In a sign that America’s institutions of higher learning may be lost forever to the radical left, college students in Arizona can now take a class on “Hating Whitey.”
In line with the extreme academic discipline called critical race theory, which is prevalent on campuses across America, Arizona State University is now offering a course on “the problem of whiteness,” according to Campus Reform.
Critical race theory is a belief that relies heavily on the myth of institutional racism, the opinion that racism is inherent in America, brought on by white privilege and white supremacy.
And if that’s not bad enough, the class—ENGLISH 401: “Studies in American Literature/Culture: U.S. Race Theory & the Problem of Whiteness” — is being taught by a white man.

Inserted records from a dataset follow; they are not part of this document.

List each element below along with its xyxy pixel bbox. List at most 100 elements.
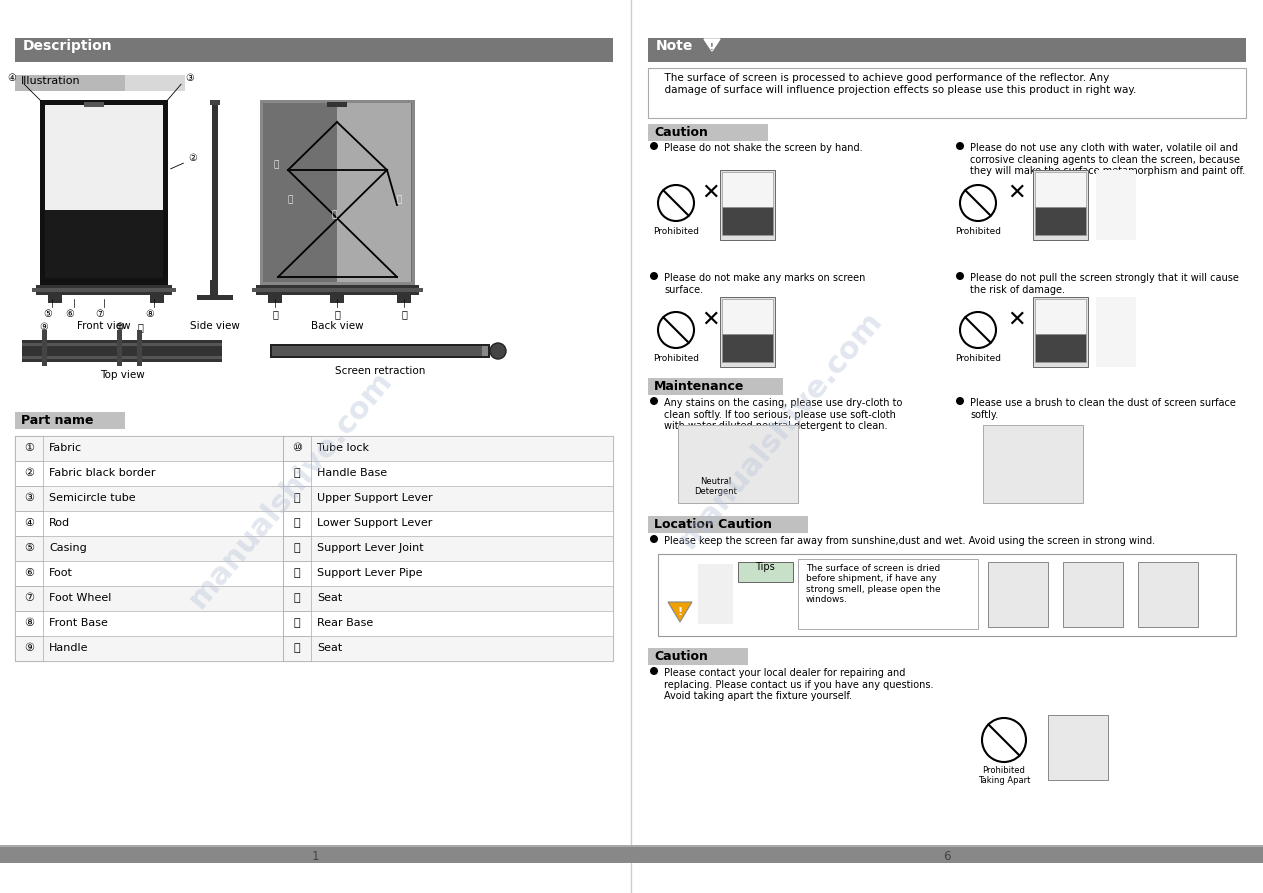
Text: ⑦: ⑦ — [24, 593, 34, 603]
Bar — [15, 636, 43, 661]
Text: ⑮: ⑮ — [331, 211, 337, 220]
Bar — [648, 68, 1247, 118]
Text: manualshive.com: manualshive.com — [673, 306, 888, 554]
Bar — [337, 103, 410, 282]
Text: Prohibited: Prohibited — [955, 227, 1002, 236]
Text: ⑫: ⑫ — [273, 161, 279, 170]
Text: ③: ③ — [186, 73, 195, 83]
Bar — [283, 511, 311, 536]
Text: Lower Support Lever: Lower Support Lever — [317, 518, 432, 528]
Text: Prohibited: Prohibited — [653, 227, 698, 236]
Bar — [45, 105, 163, 210]
Circle shape — [650, 142, 658, 150]
Text: Support Lever Pipe: Support Lever Pipe — [317, 568, 423, 578]
Bar — [15, 636, 613, 661]
Bar — [648, 378, 783, 395]
Bar — [1034, 334, 1086, 362]
Text: Prohibited
Taking Apart: Prohibited Taking Apart — [978, 766, 1031, 786]
Text: Rod: Rod — [49, 518, 71, 528]
Text: ⑨: ⑨ — [24, 643, 34, 653]
Bar — [330, 295, 344, 303]
Bar — [632, 845, 1263, 847]
Text: !: ! — [710, 44, 714, 53]
Text: 1: 1 — [311, 850, 318, 863]
Bar — [738, 562, 793, 582]
Polygon shape — [703, 39, 720, 51]
Bar — [15, 561, 613, 586]
Text: ⑭: ⑭ — [397, 196, 402, 204]
Text: Maintenance: Maintenance — [654, 380, 744, 393]
Bar — [15, 461, 613, 486]
Bar — [720, 297, 775, 367]
Bar — [15, 412, 125, 429]
Bar — [21, 340, 222, 362]
Text: ⑬: ⑬ — [287, 196, 293, 204]
Bar — [632, 847, 1263, 863]
Text: !: ! — [677, 607, 682, 617]
Text: Foot Wheel: Foot Wheel — [49, 593, 111, 603]
Text: Location Caution: Location Caution — [654, 518, 772, 531]
Bar — [283, 611, 311, 636]
Bar — [260, 100, 416, 285]
Text: ✕: ✕ — [701, 183, 720, 203]
Text: Seat: Seat — [317, 593, 342, 603]
Text: ①: ① — [24, 443, 34, 453]
Text: ⑤: ⑤ — [24, 543, 34, 553]
Text: Top view: Top view — [100, 370, 144, 380]
Bar — [1033, 297, 1087, 367]
Bar — [798, 559, 978, 629]
Bar — [85, 102, 104, 107]
Bar — [40, 100, 168, 285]
Text: ⑧: ⑧ — [145, 309, 154, 319]
Bar — [648, 124, 768, 141]
Bar — [15, 611, 613, 636]
Bar — [212, 100, 218, 290]
Bar — [983, 425, 1082, 503]
Bar — [125, 75, 184, 91]
Text: ⑯: ⑯ — [272, 309, 278, 319]
Text: Handle: Handle — [49, 643, 88, 653]
Bar — [283, 436, 311, 461]
Bar — [15, 611, 43, 636]
Circle shape — [650, 272, 658, 280]
Text: Tube lock: Tube lock — [317, 443, 369, 453]
Bar — [1096, 170, 1135, 240]
Bar — [15, 436, 613, 461]
Bar — [722, 207, 773, 235]
Text: Rear Base: Rear Base — [317, 618, 374, 628]
Text: ⑱: ⑱ — [294, 643, 301, 653]
Text: Please do not shake the screen by hand.: Please do not shake the screen by hand. — [664, 143, 863, 153]
Text: ⑤: ⑤ — [44, 309, 52, 319]
Text: Caution: Caution — [654, 650, 707, 663]
Bar — [15, 461, 43, 486]
Bar — [283, 486, 311, 511]
Text: ⑰: ⑰ — [333, 309, 340, 319]
Text: Please do not pull the screen strongly that it will cause
the risk of damage.: Please do not pull the screen strongly t… — [970, 273, 1239, 295]
Text: ②: ② — [24, 468, 34, 478]
Bar — [15, 486, 613, 511]
Text: Tips: Tips — [755, 562, 775, 572]
Bar — [253, 288, 423, 292]
Text: ⑧: ⑧ — [24, 618, 34, 628]
Bar — [678, 425, 798, 503]
Bar — [210, 280, 218, 300]
Text: Please do not use any cloth with water, volatile oil and
corrosive cleaning agen: Please do not use any cloth with water, … — [970, 143, 1245, 176]
Bar — [136, 330, 141, 366]
Bar — [1034, 299, 1086, 334]
Text: Note: Note — [655, 39, 693, 53]
Bar — [283, 536, 311, 561]
Text: Seat: Seat — [317, 643, 342, 653]
Text: Fabric black border: Fabric black border — [49, 468, 155, 478]
Text: Part name: Part name — [21, 414, 93, 427]
Text: ②: ② — [188, 153, 197, 163]
Text: ⑮: ⑮ — [294, 568, 301, 578]
Bar — [15, 586, 43, 611]
Bar — [15, 486, 43, 511]
Bar — [42, 330, 47, 366]
Text: ⑩: ⑩ — [116, 322, 124, 332]
Bar — [15, 75, 125, 91]
Bar — [15, 38, 613, 62]
Bar — [1096, 297, 1135, 367]
Circle shape — [956, 397, 964, 405]
Text: ⑱: ⑱ — [402, 309, 407, 319]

Leave it to a white academic elitist, beset with “white guilt” no doubt, to corrupt the minds of young Americans with a theory driven by identity politics that has little basis in reality.
Campus Reform correspondent Lauren Clark, a student at Arizona State, joined Elisabeth Hasselbeck this week on “Fox and Friends,” and talked about the books associated with the course.
“All of the books have a disturbing trend, and that’s pointing to all white people as the root cause of social injustices for this country,” Clark said.
Twenty people are enrolled in the class, which began Jan. 12.
“I think it shows the significant double standard of higher education institutions,” James Malone, a junior economics major, told Campus Reform. “They would never allow a class talking about the problem of ‘blackness.’ And if they did, there would be an uproar about it. But you can certainly harass people for their apparent whiteness.”